Abstract
A partial acquisition represents a unique form of corporate restructuring because it alters the ownership structure of two entities (in opposite ways), and therefore alters the form of control over the target's management. The proportion of the partial target that is owned by other shareholders is reduced by the increase in ownership by the partial acquirer. Yet, the transaction is unique in that the target firm continues as a going concern. Therefore, the target can be evaluated over time to determine the impact of the restructuring. Given the shift in ownership structure and control over the partial target, the performance of partial targets could be affected. It is found that while the partial targets experience favourable valuation effects at the time of the announcement, there is no evidence of unusual long-term performance beyond the initial announcement effects. Therefore, the realized benefits to the partial target due to improved monitoring by the partial acquirer are limited on average to the initial market reaction. However, there is much dispersion in the performance levels of the partial targets following the date at which they were partially acquired. A cross-sectional analysis to determine whether the variance in performance levels among partial targets can be attributed to corporate control characteristics. It is found that the performance of the partial targets subject to the least amount of control before the partial acquisition is more favourable following the acquisition. This finding attributed to the greater change in discipline as a result of the partial acquisition. In addition, it is found that the performance of the target following the partial acquisition is conditioned on characteristics of the partial acquisition itself that represent the partial acquirer's degree of control over the partial target.
Notes
This criteria was employed to help ensure that the partial acquisition was large enough to have a measurable effect on the long term valuations of the acquirer.

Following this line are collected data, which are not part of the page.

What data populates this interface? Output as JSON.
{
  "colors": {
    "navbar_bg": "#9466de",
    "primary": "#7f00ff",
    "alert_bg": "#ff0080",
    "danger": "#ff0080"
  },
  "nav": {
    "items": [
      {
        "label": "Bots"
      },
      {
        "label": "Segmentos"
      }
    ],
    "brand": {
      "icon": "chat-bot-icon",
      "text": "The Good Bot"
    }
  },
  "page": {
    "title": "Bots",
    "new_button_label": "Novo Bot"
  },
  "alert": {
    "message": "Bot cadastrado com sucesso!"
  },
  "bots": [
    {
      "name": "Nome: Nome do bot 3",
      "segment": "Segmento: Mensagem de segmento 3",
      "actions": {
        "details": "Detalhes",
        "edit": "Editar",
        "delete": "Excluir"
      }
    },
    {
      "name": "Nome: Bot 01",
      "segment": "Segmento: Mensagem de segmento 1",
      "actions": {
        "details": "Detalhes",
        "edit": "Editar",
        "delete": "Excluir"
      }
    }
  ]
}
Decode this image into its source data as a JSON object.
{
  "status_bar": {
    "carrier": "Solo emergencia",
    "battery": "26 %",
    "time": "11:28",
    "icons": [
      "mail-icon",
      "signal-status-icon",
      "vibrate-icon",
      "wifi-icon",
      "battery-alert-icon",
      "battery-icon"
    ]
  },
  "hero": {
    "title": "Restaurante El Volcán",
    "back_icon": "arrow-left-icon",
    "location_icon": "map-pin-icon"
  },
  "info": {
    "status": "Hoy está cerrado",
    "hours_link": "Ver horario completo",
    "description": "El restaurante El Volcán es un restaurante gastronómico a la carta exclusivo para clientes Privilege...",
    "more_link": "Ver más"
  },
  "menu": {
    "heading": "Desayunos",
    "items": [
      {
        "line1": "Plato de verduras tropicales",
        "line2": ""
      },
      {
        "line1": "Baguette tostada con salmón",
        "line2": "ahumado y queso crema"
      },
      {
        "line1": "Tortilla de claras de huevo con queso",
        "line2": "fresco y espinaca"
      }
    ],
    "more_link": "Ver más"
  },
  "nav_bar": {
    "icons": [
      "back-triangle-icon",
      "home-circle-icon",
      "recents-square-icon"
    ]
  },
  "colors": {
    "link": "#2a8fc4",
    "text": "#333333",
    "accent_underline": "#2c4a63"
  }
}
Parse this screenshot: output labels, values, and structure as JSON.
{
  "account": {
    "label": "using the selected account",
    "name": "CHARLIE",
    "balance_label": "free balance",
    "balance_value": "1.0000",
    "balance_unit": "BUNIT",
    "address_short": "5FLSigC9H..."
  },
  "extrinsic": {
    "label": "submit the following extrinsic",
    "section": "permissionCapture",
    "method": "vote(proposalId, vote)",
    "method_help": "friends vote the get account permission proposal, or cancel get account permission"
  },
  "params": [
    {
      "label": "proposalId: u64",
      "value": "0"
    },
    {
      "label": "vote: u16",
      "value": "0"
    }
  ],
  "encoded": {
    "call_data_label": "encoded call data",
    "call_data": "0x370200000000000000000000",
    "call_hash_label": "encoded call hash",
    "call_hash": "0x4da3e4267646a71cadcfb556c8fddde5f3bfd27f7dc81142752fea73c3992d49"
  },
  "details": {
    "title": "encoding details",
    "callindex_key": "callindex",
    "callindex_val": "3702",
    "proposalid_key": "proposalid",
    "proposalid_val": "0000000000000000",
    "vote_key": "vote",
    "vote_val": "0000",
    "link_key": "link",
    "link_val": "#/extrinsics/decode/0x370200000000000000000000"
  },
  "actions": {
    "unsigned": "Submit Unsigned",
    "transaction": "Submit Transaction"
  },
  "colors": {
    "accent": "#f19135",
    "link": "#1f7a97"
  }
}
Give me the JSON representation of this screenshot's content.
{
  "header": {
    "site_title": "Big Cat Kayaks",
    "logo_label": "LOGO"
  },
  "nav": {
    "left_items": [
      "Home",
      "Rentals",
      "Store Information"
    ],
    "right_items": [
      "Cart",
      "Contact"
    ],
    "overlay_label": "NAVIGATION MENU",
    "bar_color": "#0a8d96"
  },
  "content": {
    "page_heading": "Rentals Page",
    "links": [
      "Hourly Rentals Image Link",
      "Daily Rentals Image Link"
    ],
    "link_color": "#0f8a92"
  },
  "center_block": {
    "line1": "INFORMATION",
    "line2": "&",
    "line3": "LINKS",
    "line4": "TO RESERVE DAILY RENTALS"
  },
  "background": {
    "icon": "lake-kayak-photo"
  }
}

It is possible that a partial acquisition may be a prelude to a full acquisition in the future, depending on the performance of the partial target since the partial acquisition occurred. However, the partial target is included in the sample whether it ultimately was fully acquired or not, and its returns are included until the publicly-traded entity no longer exists.
Following Rau and Vermaelen (Citation1998), the partial target's abnormal returns is computed relative to a size and book-to-market control portfolio. The statistical significance of these abnormal returns is also tested by using the bootstrapping methodology described in Ikenberry et al. (Citation1995). The results (not reported) are qualitatively similar to the results obtained by using the control-firm approach.
The buy-and-hold return for the first year starts 20 days after the partial acquisition date to exclude the announcement effect of the acquisition.
In a separate regression (not reported) the squared value of the INSIDER variable was also included. The estimated coefficient was statistically insignificant.
Some studies use a variance inflation factor value greater than 5.0 as an indication of severe multicollinearity. See Marquardt and Snee (Citation1975) on the use of this measure.
Also, Gujarati (Citation1978) and Judge et al. (Citation1988), caution against applying simultaneous equation models such as 2SLS to relatively small samples, as in this research.